The following article originally appeared in the March newsletter to clients of FMI Corporation.  Reprinted with permission.

Discovering meaningful data can be powerful and provocative. Gaining access to The Perryman Group’s projections for the Greater Houston Partnership (GHP) and the traditional FMI “Construction Put in Place” report provided such an energizing experience. The blend of these insightful documents, which cover the exact same geographic area, unleashes fact-based optimism and stimulates many questions for all contactors and construction-related firms.

The Perryman report, done during summer 2016, projects GDP growth and population and employment growth, in five-year increments, thorough 2040. The projections are staggering! By 2040 GDP is forecast to grow from its current $500 billion to $1.123.4 trillion; population, from the current 6.7 million people to 9.6 million; and employment, from the current 3.2 million jobs to 4.7 million jobs.

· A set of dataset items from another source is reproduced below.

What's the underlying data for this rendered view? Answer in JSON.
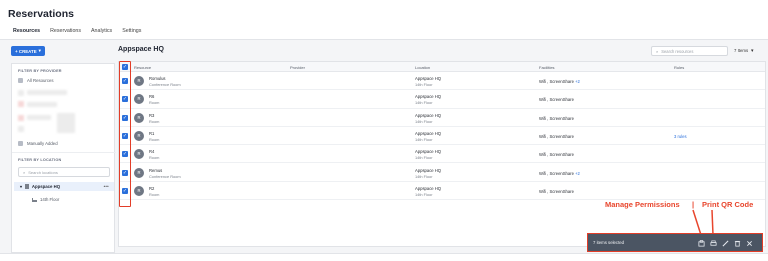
{
  "app": {
    "title": "Reservations"
  },
  "tabs": [
    "Resources",
    "Reservations",
    "Analytics",
    "Settings"
  ],
  "sidebar": {
    "create_label": "+ CREATE",
    "filter_provider_label": "FILTER BY PROVIDER",
    "all_resources": "All Resources",
    "manually_added": "Manually Added",
    "filter_location_label": "FILTER BY LOCATION",
    "search_placeholder": "Search locations",
    "tree": {
      "root": "Appspace HQ",
      "child": "14th Floor",
      "more": "•••"
    }
  },
  "main": {
    "title": "Appspace HQ",
    "search_placeholder": "Search resources",
    "items_count": "7 Items"
  },
  "table": {
    "headers": {
      "resource": "Resource",
      "provider": "Provider",
      "location": "Location",
      "facilities": "Facilities",
      "rules": "Rules"
    },
    "rows": [
      {
        "initials": "R",
        "name": "Romulus",
        "type": "Conference Room",
        "loc": "Appspace HQ",
        "floor": "14th Floor",
        "facilities": "Wifi , ScreenShare",
        "plus": "+2",
        "rules": ""
      },
      {
        "initials": "R",
        "name": "R6",
        "type": "Room",
        "loc": "Appspace HQ",
        "floor": "14th Floor",
        "facilities": "Wifi , ScreenShare",
        "plus": "",
        "rules": ""
      },
      {
        "initials": "R",
        "name": "R3",
        "type": "Room",
        "loc": "Appspace HQ",
        "floor": "14th Floor",
        "facilities": "Wifi , ScreenShare",
        "plus": "",
        "rules": ""
      },
      {
        "initials": "R",
        "name": "R1",
        "type": "Room",
        "loc": "Appspace HQ",
        "floor": "14th Floor",
        "facilities": "Wifi , ScreenShare",
        "plus": "",
        "rules": "3 rules"
      },
      {
        "initials": "R",
        "name": "R4",
        "type": "Room",
        "loc": "Appspace HQ",
        "floor": "14th Floor",
        "facilities": "Wifi , ScreenShare",
        "plus": "",
        "rules": ""
      },
      {
        "initials": "R",
        "name": "Remus",
        "type": "Conference Room",
        "loc": "Appspace HQ",
        "floor": "14th Floor",
        "facilities": "Wifi , ScreenShare",
        "plus": "+2",
        "rules": ""
      },
      {
        "initials": "R",
        "name": "R2",
        "type": "Room",
        "loc": "Appspace HQ",
        "floor": "14th Floor",
        "facilities": "Wifi , ScreenShare",
        "plus": "",
        "rules": ""
      }
    ]
  },
  "annotations": {
    "manage": "Manage Permissions",
    "separator": "|",
    "print": "Print QR Code"
  },
  "selection_bar": {
    "text": "7 items selected"
  },
  "colors": {
    "accent": "#2a6fdb",
    "annotation": "#e23d28",
    "selection_bar": "#4b5563"
  }
}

The annual FMI report breaks the dollar amounts of construction into three categories: nonresidential buildings (commercial and industrial), nonresidential structures (roads, bridges, utilities) and residential buildings (single family and multifamily dwellings). The revelation occurs when you take the aggregate amount of construction put in place in the Greater Houston area, now about $25 billion to $26 billion a year and divide it by the current level of GDP, $500 billion to $520 billion. The result is that construction put in place is 5% of GDP, a number validated by both the FMI economic team and a report from the Boston Consulting Group. As a matter of fact, it is on the low side from a historical perspective. The amount of construction put in place normally runs 5-6% of GDP.

When you do the math for 2040, ($1.123.4 GDP x 5%), the overall construction market reaches the $55 billion to $56 billion level, an almost incomprehensible number. Even if the Perryman projections are off by 20%, the amount of growth will be enormous and enviable. And it will be available to those companies that begin right now to prepare to prosper by asking the big questions, often hard, but that lead to a strategy that separates the organization positively.

To get started, the senior leadership team, perhaps with outside assistance, might begin regular sessions to think about questions. What do we want 2040 to look like for our organization? What will the industry look like? Will there be the same traditional roles there are today? Or will technology totally disrupt, creating a new value chain? Which firms are our likely competitors then? What about our current strategic direction (markets, customers, delivery methods)? Will this focus and the choices required for this strategic direction still be relevant? What will be driving customer value then?

Once a point of view on the future is formed, then the envisioned future for the organization can begin to develop with an additional set of even tougher questions related to talent, leadership, ownership and many more topics, which will be discussed in coming articles. But with this highly credible data from The Perryman Group and the FMI research team, then the next 22 years, about the active cycle of a CEO and his senior team, can bring exceptional prosperity to those who act now.